Бауер закрыл глаза и лежал тихо, думая о Кэтрин. Потом опять открыл глаза и сказал:

— Я знаю, как тебе трудно со мной.

— Не думай ни о чем, постарайся уснуть. — Кэтрин казалось, что стоит ему хорошенько выспаться, как все предстанет перед ним в другом свете.

— Я хочу сказать тебе, что я все понимаю. Но ничего не могу поделать. Уж такой у тебя муж.

— Спи, Фред, спи.

— Ты сама знаешь, что я ничего не могу поделать. Меньше всего на свете хочу я причинять кому-нибудь беспокойство.

— Знаю, знаю, Фред. Ты хороший муж.

— Я стараюсь, но ничего не выходит. Не везет мне.

Кэтрин положила руку ему на лицо и стала гладить по щеке, приговаривая: — Шшшш, шшш, — словно баюкала ребенка.
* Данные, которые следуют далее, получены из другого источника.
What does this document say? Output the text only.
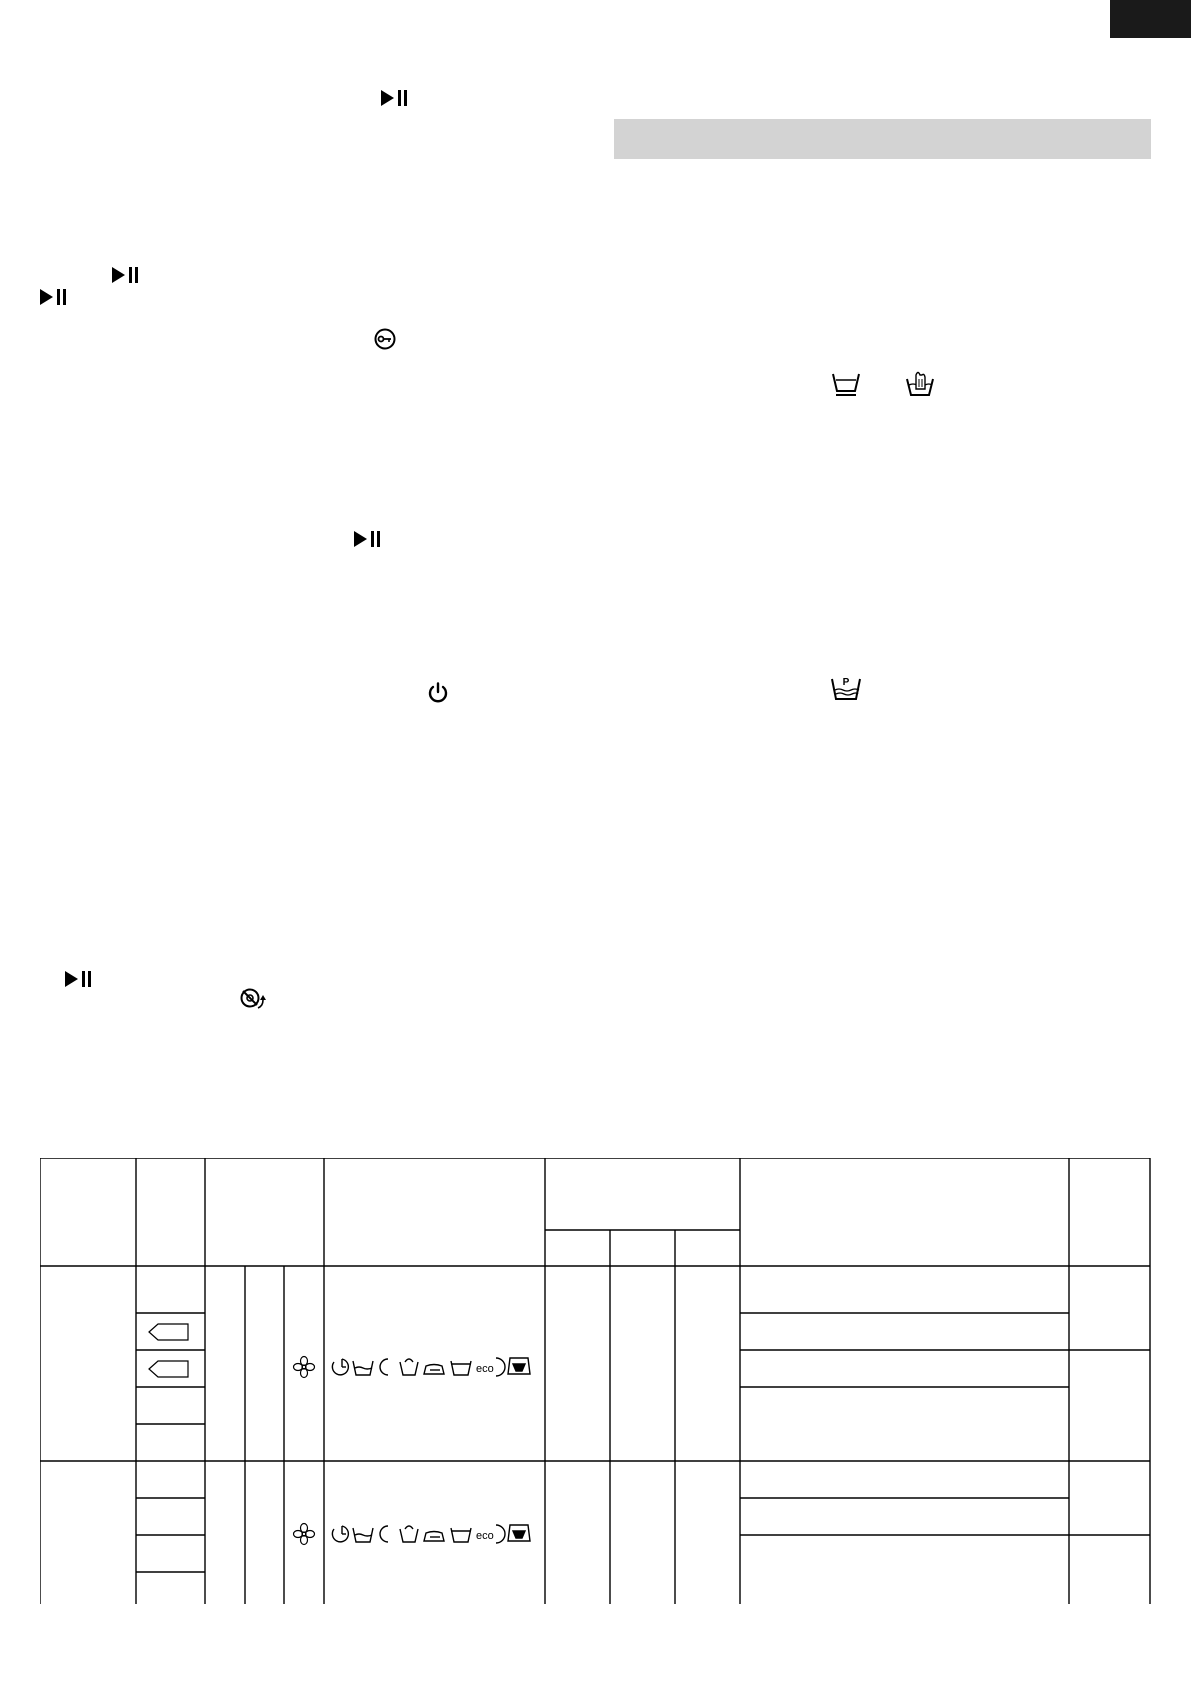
P
eco
eco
— Я стараюсь. — Голос его дрогнул. — Ты же знаешь.

— Ты спи, спи, Фред.

— Я все делаю, как надо. Не бегаю за женщинами, не пью, не вожусь с кем попало, как другие.

— Я знаю. Ты думаешь, я не ценю этого?

— Я всегда прихожу с работы прямо домой и всегда приношу тебе всю получку, аккуратно каждую неделю, и все, что делаю, я делаю для семьи, а не для себя. Ты ведь знаешь. Всегда так было.

— Ты хороший муж, всегда был хороший. — Она натянула ему одеяло до самой шеи и матерински похлопала по одеялу рукой.

— Я работаю. Никто никогда не жаловался на мою работу или на меня, на мое поведение — ни дома, ни на службе, вообще нигде. И все же ничего не получается. Почему это? Всю свою жизнь я старался ни на шаг не отступать от прямого пути и все делать так, как нужно, чтобы все было так, как должно быть, а получается всегда не то.

— Все будет хорошо, Фред. Вот увидишь. Только делай, как нужно, и все будет хорошо.

— Со мной так не получается. Что сделал я дурного за всю мою жизнь? Ничего. Моя совесть чиста, и вот — посмотри! Посмотри, что получается! Посмотри сама!

— Вот ты увидишь, Фред. Рано или поздно все обернется хорошо. Так всегда бывает. Вот увидишь.

«Да, — думал Бауер, — больше от нее ничего не добьешься, — „Спи, и бука уйдет, боженька добрый, добро всегда побеждает“. Никакой помощи! Никакой! Боженька добрый — и все!»

Он думал это без злобы. Мысль, помаячив, утонула в безразличии — в том безразличии, которое должен испытывать полководец, когда в момент решающего наступления, в предвидении победы, он вдруг замечает, что его войско не повинуется ему, и понимает, что сражение проиграно и сам он погиб.

— Об одном только и жалею, — сказал Бауер, помолчав. — Я жалею о том, как вел себя дома. Но я ничего не мог поделать с собой, когда видел, что вся моя жизнь… когда все всегда получалось не так. Я все делал, чтобы было хорошо, — и все получалось плохо; я до сих пор не понимаю — почему. Клянусь богом, не понимаю.